Klinik für Altersmedizin zog von Börnig nach Herne-Mitte um

Am Sonntag morgen war es soweit: Die Fahrzeuge standen bereit, um die Patienten von Börnig zum Hölkeskampring zu bringen.
Am Sonntag morgen war es soweit: Die Fahrzeuge standen bereit, um die Patienten von Börnig zum Hölkeskampring zu bringen.
Foto: Elisabeth-Gruppe
Was wir bereits wissen
Das Marienhospital Herne hat seine Klinik für Altersmedizin und Frührehabilitation am Sonntag vom Standort in Börnig ins Haupthaus in Herne-Mitte verlagert.
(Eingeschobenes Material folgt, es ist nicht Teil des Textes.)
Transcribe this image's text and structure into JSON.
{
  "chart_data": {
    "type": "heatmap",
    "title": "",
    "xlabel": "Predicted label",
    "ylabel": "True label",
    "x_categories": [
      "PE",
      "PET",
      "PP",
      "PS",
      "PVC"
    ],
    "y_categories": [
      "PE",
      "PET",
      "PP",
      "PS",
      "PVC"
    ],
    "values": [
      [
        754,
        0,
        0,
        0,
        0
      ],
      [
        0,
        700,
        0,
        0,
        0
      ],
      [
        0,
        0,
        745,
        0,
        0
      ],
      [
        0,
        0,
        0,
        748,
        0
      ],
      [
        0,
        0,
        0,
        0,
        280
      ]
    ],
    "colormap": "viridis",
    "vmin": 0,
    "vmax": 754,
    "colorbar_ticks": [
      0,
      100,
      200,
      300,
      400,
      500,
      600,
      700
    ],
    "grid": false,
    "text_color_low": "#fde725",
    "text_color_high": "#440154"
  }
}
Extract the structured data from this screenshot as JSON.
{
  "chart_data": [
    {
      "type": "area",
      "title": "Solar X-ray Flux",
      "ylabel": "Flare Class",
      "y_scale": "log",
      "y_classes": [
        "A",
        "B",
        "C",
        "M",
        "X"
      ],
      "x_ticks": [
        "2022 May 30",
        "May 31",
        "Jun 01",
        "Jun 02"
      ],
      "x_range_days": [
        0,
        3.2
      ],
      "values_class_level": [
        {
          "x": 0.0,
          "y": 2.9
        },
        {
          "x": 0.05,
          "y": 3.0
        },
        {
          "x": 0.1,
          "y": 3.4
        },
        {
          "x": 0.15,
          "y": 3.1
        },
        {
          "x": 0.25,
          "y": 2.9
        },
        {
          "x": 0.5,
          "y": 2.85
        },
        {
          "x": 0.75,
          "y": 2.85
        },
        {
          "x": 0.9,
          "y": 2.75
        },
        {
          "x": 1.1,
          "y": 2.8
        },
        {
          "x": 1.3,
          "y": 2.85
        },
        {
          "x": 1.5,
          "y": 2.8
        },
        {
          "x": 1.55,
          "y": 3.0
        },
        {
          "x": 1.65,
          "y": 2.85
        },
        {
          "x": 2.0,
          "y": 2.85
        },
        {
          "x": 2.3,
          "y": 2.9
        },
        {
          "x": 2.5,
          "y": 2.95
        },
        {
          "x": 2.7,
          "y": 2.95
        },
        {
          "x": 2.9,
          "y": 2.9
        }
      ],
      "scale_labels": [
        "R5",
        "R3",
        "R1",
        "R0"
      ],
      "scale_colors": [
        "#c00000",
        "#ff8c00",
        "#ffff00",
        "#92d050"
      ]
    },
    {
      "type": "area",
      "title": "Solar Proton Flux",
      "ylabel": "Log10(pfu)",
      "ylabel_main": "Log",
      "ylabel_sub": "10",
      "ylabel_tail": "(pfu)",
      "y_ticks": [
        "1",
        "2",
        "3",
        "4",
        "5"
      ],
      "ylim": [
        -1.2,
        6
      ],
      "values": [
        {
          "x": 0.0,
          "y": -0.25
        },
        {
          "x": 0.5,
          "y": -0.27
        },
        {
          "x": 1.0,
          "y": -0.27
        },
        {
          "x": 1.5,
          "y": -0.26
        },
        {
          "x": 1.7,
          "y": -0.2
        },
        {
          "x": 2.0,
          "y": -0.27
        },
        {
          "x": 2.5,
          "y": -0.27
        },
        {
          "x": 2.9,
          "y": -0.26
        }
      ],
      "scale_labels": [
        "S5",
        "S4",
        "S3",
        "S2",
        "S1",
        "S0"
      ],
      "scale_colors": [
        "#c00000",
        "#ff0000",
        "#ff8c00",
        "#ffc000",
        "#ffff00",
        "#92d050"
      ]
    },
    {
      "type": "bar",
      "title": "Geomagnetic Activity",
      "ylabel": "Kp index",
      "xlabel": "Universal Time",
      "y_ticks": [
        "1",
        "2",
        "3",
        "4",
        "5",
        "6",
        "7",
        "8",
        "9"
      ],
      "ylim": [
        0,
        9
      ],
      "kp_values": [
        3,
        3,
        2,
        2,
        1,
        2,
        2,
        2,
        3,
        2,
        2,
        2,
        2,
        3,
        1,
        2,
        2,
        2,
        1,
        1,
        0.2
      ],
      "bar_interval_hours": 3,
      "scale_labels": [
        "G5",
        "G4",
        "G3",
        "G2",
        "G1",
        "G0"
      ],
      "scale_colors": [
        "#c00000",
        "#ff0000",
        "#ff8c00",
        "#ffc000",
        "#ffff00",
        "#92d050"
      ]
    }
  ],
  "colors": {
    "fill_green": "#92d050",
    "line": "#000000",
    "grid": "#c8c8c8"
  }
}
Herne..  Das Marienhospital Herne hat seine Klinik für Altersmedizin und Frührehabilitation am Sonntagmorgen vom Standort in Börnig ins Haupthaus in Herne-Mitte verlagert. Damit habe das Uni-Klinikum den ersten Schritt getan, um seine „Kompetenzen in einem Haus zu bündeln“, sagt Theo Freitag, Chef der St. Elisabeth-Gruppe. Nach und nach sollen nun auch die anderen Fachabteilungen an den Hölkeskampring verlagert und die Zweigstelle leergezogen werden.

Betroffen vom Umzug waren am Sonntag 35 Menschen. Sie wurden mit zwölf Patienten-Transportern von der Widumer Straße nach Herne-Mitte gebracht. „Es hat alles sehr gut und reibungslos funktioniert“, so Simone Lauer, Mitglied der Geschäftsleitung der St. Elisabeth-Gruppe. Alle Patienten seien mit einer Rose empfangen worden. Die Rückmeldungen seien durchweg positiv, weil die Unterbringung im Haupthaus deutlich besser sei.

Dort werde die Klinik für Altersmedizin und Frührehabilitation unter dem Dach der Station 4 A/B weitergeführt. Den Patienten stünden die Kompetenzen aller internistischen Fachabteilungen zur Verfügung, darunter Allgemeine Innere Medizin, Pneumologie, Kardiologie oder Onkologie. „Am neuen Standort wird die gleiche Zahl Patienten behandelt wie bisher, die Abteilung wird nicht verkleinert“, betont Lauer gegenüber der WAZ.

Prof. Timm Westhoff, Direktor der Medizinischen Klinik I, übernimmt mit dem Umzug kommissarisch die Verantwortung für die medizinische Versorgung der geriatrischen Patienten. Er hat die Verantwortung für beide medizinischen Abteilungen bis zur Neubesetzung der derzeit ausgeschriebenen Chefarzt-Position sowie Professur für Altersmedizin und Frührehabilitation der Ruhr-Uni, so die Klinik.

Weitere Termine stehen nicht fest

Wann die anderen Abteilungen, darunter Kinder-Chirurgie und Urologie, an den Hölkeskampring umziehen, stehe noch nicht fest, sagte Lauer. Der Umzugstermin richte sich nach der Fertigstellung der neuen Räumlichkeiten im Haupthaus: „Diese ist für Ende 2017 geplant.“ Zur Erinnerung: Die Elisabeth-Gruppe nimmt rund 70 Millionen Euro in die Hand, um das Krankenhaus um zwei Etagen aufzustocken, nach und nach zu sanieren sowie organisatorisch neu aufzustellen. So zieht die Onkologie etwa vom vierten in den ersten Stock.

Abschließend zur Tagesklinik: Bis zur Fertigstellung des Neubaus am Hölkeskampring sollen die tagesklinischen geriatrischen Patienten am Standort Börnig medizinisch und therapeutisch betreut werden – „in der gewohnten Qualität“, so die Elisabeth-Gruppe.